A cultura machista e sexista em nosso país só será mitigada com grandes esforços do movimento das mulheres e da sociedade civil.
Brasil, país do futebol: será que sua gente
continua feliz ao desnudar a violência contra as mulheres? (Crédito:
Pexels)
O que ajuda na manutenção das desigualdades no Brasil? Os
estudos de gênero reconhecem a existência não só de uma, mas de
múltiplas masculinidades que variam de acordo com o modelo de sociedade
na qual os homens estão inseridos.
A perspectiva dos homens sobre si
próprios, sobre outros homens e sobre as mulheres definem os tipos de
masculinidades, sendo que esses padrões tratam basicamente de relações
de poder entre os gêneros e outros marcadores sociais como classe e
raça/etnia, geralmente assimétricas – compondo um tecido que mantém as
desigualdades no Brasil.
O gênero é uma prática social que se
refere constantemente aos corpos e ao que estes fazem, não é uma prática
social que se reduza unicamente ao corpo. Com isso, entendemos que o
gênero não se reduz ao sexo, que é biológico, mas aos corpos que
interagem nas práticas com outros corpos e com as estruturas sociais –
uma vez que o agir desses corpos se estrutura dentro de três dimensões:
relações de poder, relações de produção e vínculos emocionais.
Assim, desde a infância meninos e
meninas são condicionados inconscientemente pelo machismo a adotarem
práticas de ditos papéis de gênero, o que determinaria o “tornar-se
homem” e o “tornar-se mulher”, atualmente debatidos nas teorias das
masculinidades e feminilidades.
No mundo do trabalho, por exemplo,
enquanto a mulher brasileira geralmente é direcionada para
atividades/profissões que não produzem riqueza, o homem, pelo contrário,
é instigado a atividades altamente rentáveis e que denotam prestígio e
poder – uma história que vem se alterando um pouco nas últimas décadas,
mas é de fato muito antiga.
O mundo patriarcal desenvolveu-se, em
nosso país, a partir do período colonial. As grandes extensões de terra
eram administradas por um chefe de família, a quem se subordinavam todos
que estivessem nos limites territoriais do seu domínio, escravos e
livres. Os patriarcas, grandes proprietários de terras, lideravam uma
família estendida, composta desde parentes consanguíneos até
apadrinhados, e cada clã funcionava de forma autossuficiente e
independente dos outros.
Nesse contexto a historiadora Nísia
Floresta aponta que as mulheres eram privadas do acesso à educação e à
cidadania política. Além disso eram extremamente reprimidas em sua
sexualidade, consideradas irracionais e incapazes, controladas em tudo.

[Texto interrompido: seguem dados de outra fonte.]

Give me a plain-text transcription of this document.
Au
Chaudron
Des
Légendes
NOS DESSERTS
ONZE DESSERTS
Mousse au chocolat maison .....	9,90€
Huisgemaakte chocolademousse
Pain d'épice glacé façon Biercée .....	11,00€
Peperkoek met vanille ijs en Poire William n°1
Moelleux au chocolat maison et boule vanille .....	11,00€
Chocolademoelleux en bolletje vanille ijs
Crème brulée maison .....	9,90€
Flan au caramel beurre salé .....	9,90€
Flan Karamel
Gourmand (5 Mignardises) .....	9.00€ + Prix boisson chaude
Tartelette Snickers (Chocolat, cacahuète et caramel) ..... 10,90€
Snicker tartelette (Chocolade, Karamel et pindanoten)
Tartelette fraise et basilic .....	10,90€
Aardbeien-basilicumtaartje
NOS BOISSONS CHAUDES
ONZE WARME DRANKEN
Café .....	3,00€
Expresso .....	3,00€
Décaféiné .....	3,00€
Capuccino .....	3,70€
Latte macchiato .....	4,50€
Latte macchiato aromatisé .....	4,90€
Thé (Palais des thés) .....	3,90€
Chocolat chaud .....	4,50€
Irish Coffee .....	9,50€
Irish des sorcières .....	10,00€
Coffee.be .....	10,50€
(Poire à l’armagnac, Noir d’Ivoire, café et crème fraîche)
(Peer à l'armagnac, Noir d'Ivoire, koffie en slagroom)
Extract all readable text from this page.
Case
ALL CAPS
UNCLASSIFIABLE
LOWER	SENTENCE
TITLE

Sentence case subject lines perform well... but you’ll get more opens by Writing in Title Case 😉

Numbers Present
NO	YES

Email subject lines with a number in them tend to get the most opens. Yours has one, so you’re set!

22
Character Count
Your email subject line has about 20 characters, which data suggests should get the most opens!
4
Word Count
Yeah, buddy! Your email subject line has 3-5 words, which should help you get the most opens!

O processo de urbanização transformou e ressignificou a dominação doméstica:
- até 1827, mulheres não podiam frequentar escolas básicas;
- até 1879, mulheres não podiam ingressar no Ensino Superior;
- até 1932, mulheres não podiam votar;
- até 1962,
mulheres casadas precisavam de autorização do marido para viajar, abrir
conta bancária, ter estabelecimento comercial, trabalhar e receber
herança;
- até 1983, mulheres eram impedidas de praticar esportes considerados masculinos, como o futebol.
A ampliação mais abrangente de direitos das mulheres no Brasil ocorreu somente com a Constituição de 1988. A
questão da violência doméstica passou a ser considerada de maneira mais
consistente na esfera pública brasileira por meio da criação de
conselhos, secretarias de governo, centros de defesa e políticas
públicas específicas, já na década de 1980.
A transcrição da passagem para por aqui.